A landmark discovery is poised to change that. An enormous collection of more than 200 works by Antoine has come onto the market, holding with it the potential to push the artist’s name from the precipice of obscurity into the pantheon of turn-of-the-century German painters.
“This collection should be viewed as a unique, one-of-a-kind, historically intact treasure,” said Jacquelyn Delin McDonald, Ph.D., a lecturer at the University of Texas at Dallas and a specialist in lesser-known 19th and 20th-century European art. “It documents modern life, spanning decades of societal change.”
Comprising 65 works in oil, 40 watercolors, and more than a hundred pencil drawings, it is, according to McDonald “the largest single-artist private collection of a German artist in the United States to my knowledge.”
The collected works are currently owned by Nohemi and Todd Barrowcliff, who purchased them as a unit from Fred Albright, Antoine’s grandson, in the 1990s. Albright, who had rented an apartment to Todd and Nohemi in southern California at the time, sold the collection to the young couple under the condition that the individual works never be pieced out.
For nearly three decades, the Barrowcliffs kept the collection in their home, furnishing their walls with some artworks and keeping the rest in storage. That is, until earlier this year, when Todd retired from his career as a special education teacher and relocated with Nohemi to the Dallas-Fort Worth area before turning their attention toward elevating Antoine’s work.

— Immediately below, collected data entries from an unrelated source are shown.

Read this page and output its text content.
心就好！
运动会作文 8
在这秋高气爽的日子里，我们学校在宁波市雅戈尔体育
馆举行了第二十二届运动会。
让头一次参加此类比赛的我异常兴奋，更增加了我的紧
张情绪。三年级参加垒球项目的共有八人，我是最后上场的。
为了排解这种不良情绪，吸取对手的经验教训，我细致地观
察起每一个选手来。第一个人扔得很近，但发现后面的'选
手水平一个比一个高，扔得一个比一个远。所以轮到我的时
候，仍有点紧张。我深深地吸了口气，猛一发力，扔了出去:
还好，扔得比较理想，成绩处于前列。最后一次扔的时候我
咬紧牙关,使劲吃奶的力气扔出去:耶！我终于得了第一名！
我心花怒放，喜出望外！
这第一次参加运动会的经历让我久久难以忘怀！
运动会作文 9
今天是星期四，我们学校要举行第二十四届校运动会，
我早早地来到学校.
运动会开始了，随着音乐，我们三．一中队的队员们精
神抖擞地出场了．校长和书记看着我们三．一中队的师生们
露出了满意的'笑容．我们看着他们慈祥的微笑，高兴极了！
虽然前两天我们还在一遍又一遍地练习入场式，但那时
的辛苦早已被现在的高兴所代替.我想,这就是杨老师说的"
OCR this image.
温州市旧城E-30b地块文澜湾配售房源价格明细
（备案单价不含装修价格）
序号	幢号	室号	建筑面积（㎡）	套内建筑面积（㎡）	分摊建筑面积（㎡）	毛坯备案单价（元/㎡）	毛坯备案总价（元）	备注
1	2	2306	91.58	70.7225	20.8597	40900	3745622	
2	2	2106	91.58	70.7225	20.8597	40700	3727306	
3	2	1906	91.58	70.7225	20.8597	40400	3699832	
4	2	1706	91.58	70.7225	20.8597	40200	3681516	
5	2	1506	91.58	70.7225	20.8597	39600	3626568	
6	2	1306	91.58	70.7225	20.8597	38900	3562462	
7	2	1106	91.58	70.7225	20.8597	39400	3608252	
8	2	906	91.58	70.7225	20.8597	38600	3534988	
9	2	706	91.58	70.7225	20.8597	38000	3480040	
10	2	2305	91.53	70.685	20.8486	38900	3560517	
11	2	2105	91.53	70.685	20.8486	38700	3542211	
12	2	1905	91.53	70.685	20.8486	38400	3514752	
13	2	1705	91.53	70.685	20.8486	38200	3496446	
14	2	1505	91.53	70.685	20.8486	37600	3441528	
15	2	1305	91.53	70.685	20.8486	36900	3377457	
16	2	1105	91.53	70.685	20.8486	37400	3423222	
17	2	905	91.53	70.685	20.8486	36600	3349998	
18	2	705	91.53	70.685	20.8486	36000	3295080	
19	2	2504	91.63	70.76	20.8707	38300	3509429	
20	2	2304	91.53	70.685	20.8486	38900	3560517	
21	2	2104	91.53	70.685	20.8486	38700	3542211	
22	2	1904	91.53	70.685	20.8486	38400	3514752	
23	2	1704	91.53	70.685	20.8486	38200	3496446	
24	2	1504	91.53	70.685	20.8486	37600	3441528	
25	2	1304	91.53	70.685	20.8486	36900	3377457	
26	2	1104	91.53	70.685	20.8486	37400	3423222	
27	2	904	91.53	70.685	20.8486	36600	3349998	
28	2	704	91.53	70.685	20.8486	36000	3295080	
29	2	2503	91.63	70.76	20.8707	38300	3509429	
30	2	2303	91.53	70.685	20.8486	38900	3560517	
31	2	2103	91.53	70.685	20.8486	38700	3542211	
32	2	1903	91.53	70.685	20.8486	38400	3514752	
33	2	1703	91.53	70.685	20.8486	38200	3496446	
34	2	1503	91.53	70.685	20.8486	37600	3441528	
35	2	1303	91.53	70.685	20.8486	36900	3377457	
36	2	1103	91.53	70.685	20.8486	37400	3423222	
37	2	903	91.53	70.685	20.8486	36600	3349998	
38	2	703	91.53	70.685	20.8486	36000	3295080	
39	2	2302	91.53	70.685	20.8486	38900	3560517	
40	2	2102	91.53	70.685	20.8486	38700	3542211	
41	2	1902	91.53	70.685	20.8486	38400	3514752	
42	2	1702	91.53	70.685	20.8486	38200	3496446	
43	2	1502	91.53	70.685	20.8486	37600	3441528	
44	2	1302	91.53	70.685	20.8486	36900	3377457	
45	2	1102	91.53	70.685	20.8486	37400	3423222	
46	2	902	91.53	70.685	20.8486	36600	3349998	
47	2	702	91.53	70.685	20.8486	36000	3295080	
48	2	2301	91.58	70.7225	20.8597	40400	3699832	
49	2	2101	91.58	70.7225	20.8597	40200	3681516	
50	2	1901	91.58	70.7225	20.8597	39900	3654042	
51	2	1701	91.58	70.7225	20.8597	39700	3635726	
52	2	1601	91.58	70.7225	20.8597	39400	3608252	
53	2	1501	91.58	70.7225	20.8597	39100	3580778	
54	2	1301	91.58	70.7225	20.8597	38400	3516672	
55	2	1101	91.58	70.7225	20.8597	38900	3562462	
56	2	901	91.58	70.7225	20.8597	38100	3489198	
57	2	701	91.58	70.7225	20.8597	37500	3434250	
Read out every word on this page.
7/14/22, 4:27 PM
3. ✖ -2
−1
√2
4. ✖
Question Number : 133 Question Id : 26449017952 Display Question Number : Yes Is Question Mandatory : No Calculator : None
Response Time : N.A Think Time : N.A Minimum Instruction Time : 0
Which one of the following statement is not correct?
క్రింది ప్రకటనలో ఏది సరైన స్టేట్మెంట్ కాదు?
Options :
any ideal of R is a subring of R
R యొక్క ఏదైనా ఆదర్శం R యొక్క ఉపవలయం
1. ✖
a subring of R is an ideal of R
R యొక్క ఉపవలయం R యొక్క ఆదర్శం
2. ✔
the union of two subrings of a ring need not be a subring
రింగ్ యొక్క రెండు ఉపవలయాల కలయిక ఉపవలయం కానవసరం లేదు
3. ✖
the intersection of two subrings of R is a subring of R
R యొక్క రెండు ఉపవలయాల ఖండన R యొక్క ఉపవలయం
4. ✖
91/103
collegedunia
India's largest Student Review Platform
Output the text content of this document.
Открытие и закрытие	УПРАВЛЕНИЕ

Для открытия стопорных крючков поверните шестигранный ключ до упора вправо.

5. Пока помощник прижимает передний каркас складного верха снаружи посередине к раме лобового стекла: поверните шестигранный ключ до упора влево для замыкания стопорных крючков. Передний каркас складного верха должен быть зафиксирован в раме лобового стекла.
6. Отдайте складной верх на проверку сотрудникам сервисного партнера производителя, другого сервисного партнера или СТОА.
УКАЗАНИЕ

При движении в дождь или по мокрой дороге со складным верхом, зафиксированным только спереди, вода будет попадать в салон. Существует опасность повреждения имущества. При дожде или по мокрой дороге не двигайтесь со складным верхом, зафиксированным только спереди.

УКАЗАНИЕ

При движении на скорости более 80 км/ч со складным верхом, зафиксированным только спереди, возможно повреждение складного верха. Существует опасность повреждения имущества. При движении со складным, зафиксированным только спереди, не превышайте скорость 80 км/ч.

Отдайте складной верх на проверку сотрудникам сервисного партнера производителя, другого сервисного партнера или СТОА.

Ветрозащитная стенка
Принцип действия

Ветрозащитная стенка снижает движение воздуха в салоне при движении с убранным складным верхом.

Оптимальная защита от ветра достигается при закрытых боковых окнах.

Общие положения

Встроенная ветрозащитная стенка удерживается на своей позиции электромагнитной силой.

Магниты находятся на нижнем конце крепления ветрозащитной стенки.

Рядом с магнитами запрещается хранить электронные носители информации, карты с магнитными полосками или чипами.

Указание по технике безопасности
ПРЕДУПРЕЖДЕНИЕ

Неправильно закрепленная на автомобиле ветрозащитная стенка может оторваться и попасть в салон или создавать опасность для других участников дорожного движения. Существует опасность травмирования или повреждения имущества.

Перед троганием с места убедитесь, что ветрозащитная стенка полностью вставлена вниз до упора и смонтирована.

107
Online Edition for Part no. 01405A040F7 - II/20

When the Barrowcliffs invited McDonald to their new home to assess their holdings, McDonald immediately recognized the skillful execution of Antoine’s paintings. The moment she encountered the travel trunk, however, she was nothing short of astonished. “It became apparent they had a collection of extreme cultural value,” McDonald recalled. “It was like a time capsule filled to the brim with visual and written ephemera of an almost forgotten life.”
Despite his relative obscurity today, Antoine enjoyed commercial and professional success during his lifetime. He was born in 1865 in Koblenz, Germany, a city between Cologne and Frankfurt, and though he demonstrated an aptitude for art from a young age, economic challenges led him to pursue employment in the post office. He cultivated his skills in tandem with his career in civil service, relocating to Berlin in 1891 to study at the Prussian Academy of Art.
It was there, in what would be his home for more than fifty years, that Antoine’s professional and artistic pursuits converged. He painted murals under the employ of the post office while studying part time at the Academy of Fine Arts. Though he experimented in watercolor and pastel, it was under the tutelage of Frank Skarbina — a co-founder, along with fellow German Impressionists Max Liebermann and Philipp Franck, of the Berlin Secession movement— that Antoine began to seriously pursue oil painting, the chosen medium for his most emblematic works.
Skarbina’s Modernist influence is evident in Antoine’s moody cityscapes, which constituted the overwhelming majority of his output from his middle period. The diffuse forms of the Berlin Cathedral, Brandenburg Gate, and Leipziger Platz are still unmistakable against a foreground of pedestrians in modern dress, hackney coaches, and other symbols of the Industrial Revolution. Such tableaux — many of which also traveled across the world, in miniature, on greeting cards and other commercial output for the post office — earned Antoine his moniker, “the Painter of Berlin.”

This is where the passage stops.